Thursday, November 3, 2011

Age is not a disease

I always say that.  Age is not a disease.  Often I see geriatric pets who are presented for a regular check up.  Frequently, I find a problem that can be addressed but their owner may think that there is nothing wrong, because they think that certain things are normal for old animals.  Or, they know that there is a problem, but because their pet is old, they think that there is nothing that can or should be done. 

I can think of a lot of examples, and I am sure that other veterinarians would have similar stories.  One situation that I see all of the time is older dogs slowing down.  People think that it is normal.  Age doesn't make it hard for a dog to stand up, age related diseases do.  One of the most common age related diseases in a dog is arthritis.  Dogs who slow down probably have advanced arthritis, and deserve some treatment for that.  I always think of it this way, I would have to be in pretty severe pain before I would choose not to go up or down the stairs at my house, and I am pretty sure that I would have taken some pain medicine long before it got to that point.  It is reported that people with arthritis seek medical help long before they become immobile.  I am lucky, many of my clients are very attached to their pets, and ask for help early enough to get good results.  Sometimes, though, people just don't know there is a problem.  They think that their dog is just old.  The earlier I can diagnose and try to manage arthritis for a dog, the better the outcome is likely to be.   Check out this link to see if your dog might have arthritis.

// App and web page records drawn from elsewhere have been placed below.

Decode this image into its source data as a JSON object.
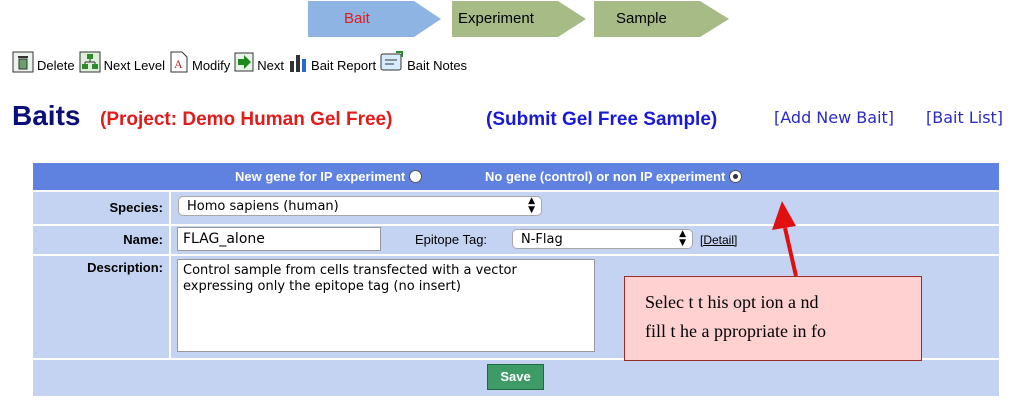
{
  "workflow": {
    "steps": [
      {
        "label": "Bait",
        "color": "#8db4e2",
        "text_color": "#e21b1b"
      },
      {
        "label": "Experiment",
        "color": "#a6bb85",
        "text_color": "#000000"
      },
      {
        "label": "Sample",
        "color": "#a6bb85",
        "text_color": "#000000"
      }
    ]
  },
  "toolbar": {
    "items": [
      {
        "label": "Delete",
        "icon": "trash-icon"
      },
      {
        "label": "Next Level",
        "icon": "hierarchy-icon"
      },
      {
        "label": "Modify",
        "icon": "edit-document-icon"
      },
      {
        "label": "Next",
        "icon": "arrow-right-icon"
      },
      {
        "label": "Bait Report",
        "icon": "bar-chart-icon"
      },
      {
        "label": "Bait Notes",
        "icon": "notes-icon"
      }
    ]
  },
  "header": {
    "title": "Baits",
    "project": "(Project: Demo Human Gel Free)",
    "submit_link": "(Submit Gel Free Sample)",
    "add_link": "[Add New Bait]",
    "list_link": "[Bait List]"
  },
  "form": {
    "radio_new_gene": "New gene for IP experiment",
    "radio_no_gene": "No gene (control) or non IP experiment",
    "radio_selected": "no_gene",
    "species_label": "Species:",
    "species_value": "Homo sapiens (human)",
    "name_label": "Name:",
    "name_value": "FLAG_alone",
    "epitope_label": "Epitope Tag:",
    "epitope_value": "N-Flag",
    "detail_link": "[Detail]",
    "description_label": "Description:",
    "description_value": "Control sample from cells transfected with a vector\nexpressing only the epitope tag (no insert)",
    "save_label": "Save"
  },
  "annotation": {
    "line1": "Selec t t his  opt ion a  nd",
    "line2": "fill t he  a ppropriate  in fo"
  },
  "colors": {
    "panel_header": "#5f82e1",
    "panel_body": "#c5d3f2",
    "title_blue": "#0a0f7a",
    "project_red": "#e21b1b",
    "save_green": "#3e9a67"
  }
}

I just saw a cat yesterday who is 17 years old.  His owner loves him dearly.  I met them 2 years ago.  His owner was terrified to bring him in, because she thought that he was too old to survive the kind of stress a veterinary appointment might cause.  I guess she had some bad experiences in the past.  We figured a lot of things out for that old guy, and he had been happily ticking along with a few medicines and a couple of check ups until a few weeks ago.  He stopped eating well and was getting pretty skinny.  He would go to the food, take a bite, then quickly walk away.  His problem was a horrible tooth root that had the pulp exposed.  His owner was so afraid to do anything about it, because he "is so old".  Luckily, I was able to convince her that age was not Cougar's disease, a tooth with the pulp exposed was.  Luckily, he did great and was happy to savor a meal without tooth pain this morning.
Thank God you pulled that tooth, now can I eat in peace?

Old animals are pretty cool, they don't usually complain about their age related disease.  Owners have to let me look for it, and fix the things that we can and don't let them suffer when we can't.  Sometimes I even have to remind myself that age is not a disease, when I do that my advice is always better.